Vejamos em primeiro lugar quais são os elementos típicos do Estado burguês de Direito para coloca-los em perspectiva com os elementos políticos que, seguindo Schmitt, possui toda comunidade que se possa chamar soberana. Resultado da metafísica liberal, os elementos próprios do Estado burguês de Direito funcionam sempre como um limite ao poder do Estado, pelo que, em situações excepcionais (quando o Estado se encontra em perigo) se apresentam como um obstáculo para sua conservação.
Os elementos do Estado burguês de Direito se correspondem com o ideal de Constituição do individualismo burguês e contém uma decisão no sentido da liberdade burguesa. Nesta forma peculiar de Estado, este aparece como servidor controlado da sociedade, isto é, se encontra submetido a, e identificado com, um sistema fechado de normas jurídicas que impõe limites a seu agir. Tem como objetivo não a glória do Estado, mas a proteção dos cidadãos contra o abuso do poder político. Deste objetivo Schmitt deduz dois princípios: o princípio de distribuição e o princípio de organização. O primeiro está representado nos direitos fundamentais e postula que a liberdade do indivíduo (anterior ao Estado) é ilimitada em princípio e que a faculdade do Estado para intervir nos assuntos daqueles é limitada em princípio; a função do Estado é garantir estes direitos absolutos (liberdade de religião, direito à propriedade privada, liberdade de opinião e de expressão, liberdade de indústria e de comércio, etc.) e proteger esta esfera de liberdade do indivíduo isolado frente a toda possível invasão política ou individual. O princípio de organização está representado na divisão de poderes; está destinado a assegurar a moderação de todos os órgãos do Estado e a produzir o equilíbrio; para evitar todo abuso ou concentração de poder em uma vontade unitária distingue os poderes estatais e encerra o poder do Estado em um sistema de normas, estabelecido para garantir as liberdades burguesas. 
O Estado burguês de Direito é também, essencialmente, um Estado legalista, isto é, um Estado que se baseia no império da lei, entendendo por ela um conceito específico que possibilite distingui-la de um mandato ou vontade quaisquer; “a burguesia, em luta por sua liberdade e seu Estado de Direito, adotou aqui um conceito de Lei que se apoia em uma velha tradição europeia e que passou ,desde a filosofia grega, à idade moderna, através da escolástica: Lei não é vontade de um ou de muitos homens, mas uma coisa geral-racional; não voluntas, mas ratio. Este conceito de lei, como norma jurídica reta de caráter geral, busca deslocar o conceito político de lei como vontade e mandato, deixando sem resposta a pergunta pela soberania e colocando em seu lugar a soberania da lei.
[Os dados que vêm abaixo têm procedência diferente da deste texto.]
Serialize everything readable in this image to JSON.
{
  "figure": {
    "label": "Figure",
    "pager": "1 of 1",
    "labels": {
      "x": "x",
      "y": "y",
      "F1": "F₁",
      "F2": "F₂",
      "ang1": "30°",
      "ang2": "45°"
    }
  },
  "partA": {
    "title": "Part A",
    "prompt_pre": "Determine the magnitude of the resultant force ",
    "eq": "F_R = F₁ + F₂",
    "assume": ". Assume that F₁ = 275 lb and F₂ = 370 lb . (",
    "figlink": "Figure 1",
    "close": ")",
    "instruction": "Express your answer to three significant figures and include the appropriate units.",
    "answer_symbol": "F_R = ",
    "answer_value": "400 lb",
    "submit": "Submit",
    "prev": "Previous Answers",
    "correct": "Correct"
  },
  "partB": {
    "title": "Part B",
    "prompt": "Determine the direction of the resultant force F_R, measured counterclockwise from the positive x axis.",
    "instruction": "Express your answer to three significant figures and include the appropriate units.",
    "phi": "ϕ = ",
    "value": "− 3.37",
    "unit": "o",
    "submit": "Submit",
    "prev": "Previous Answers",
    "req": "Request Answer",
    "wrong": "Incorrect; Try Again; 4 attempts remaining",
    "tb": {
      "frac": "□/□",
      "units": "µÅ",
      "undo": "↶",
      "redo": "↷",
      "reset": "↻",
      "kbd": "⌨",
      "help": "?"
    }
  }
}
Estes elementos do Estado burguês de Direito, próprios da metafísica liberal, permitirão a Schmitt desenvolver sua crítica ao liberalismo. O liberalismo, afirma Schmitt, parte da ideia de que o exercício de todo poder estatal pode ser compreendido a partir das leis, com o que não cabe nenhuma conduta política de qualquer sujeito; mas são precisamente as decisões fundamentais as que escapam a todo controle normativo. Frente à situação excepcional, as normatizações típicas do Estado burguês de Direito atuam como limite para o exercício da soberania e para a conservação da comunidade política, já que, dirigidas à proteção dos direitos dos indivíduos, são sempre um limite ao exercício do poder estatal.
Schmitt sustenta que o liberalismo é incapaz de resolver os conflitos em momentos de ruptura da ordem normativa: pretendendo sempre adiar a decisão, o liberalismo obedece a uma racionalidade que não pode pensar senão que o equilíbrio é o que naturalmente deve surgir das relações sociais, pelo que quando a situação não obedece ao cálculo racionalista e à previsão que brinda o sistema normativo, o liberalismo não pode se enfrentar à irrupção do mal no mundo (apareça este sob a forma de crise extrema, revolução, ditadura injusta, etc.). Nos momentos de exceção aparece claramente a dualidade dos modernos Estados: privilegiando o elemento político, o poder constituinte se apresenta ali como anterior a toda norma e suspende a ordem jurídica para conservar a unidade política. Os dois princípios que Schmitt deduz do Estado burguês de Direito lhe permitem afirmar que, pensados para a proteção dos indivíduos (já que partem da liberdade ilimitada deles frente ao Estado e da necessidade de controlar o poder dividindo-o), não implicam qualquer forma política positiva, mas, sempre, um controle das atribuições do Estado pelo que quando a crise não pode ser resolvida pelo sistema normativo, são para a comunidade política um obstáculo para sua conservação. 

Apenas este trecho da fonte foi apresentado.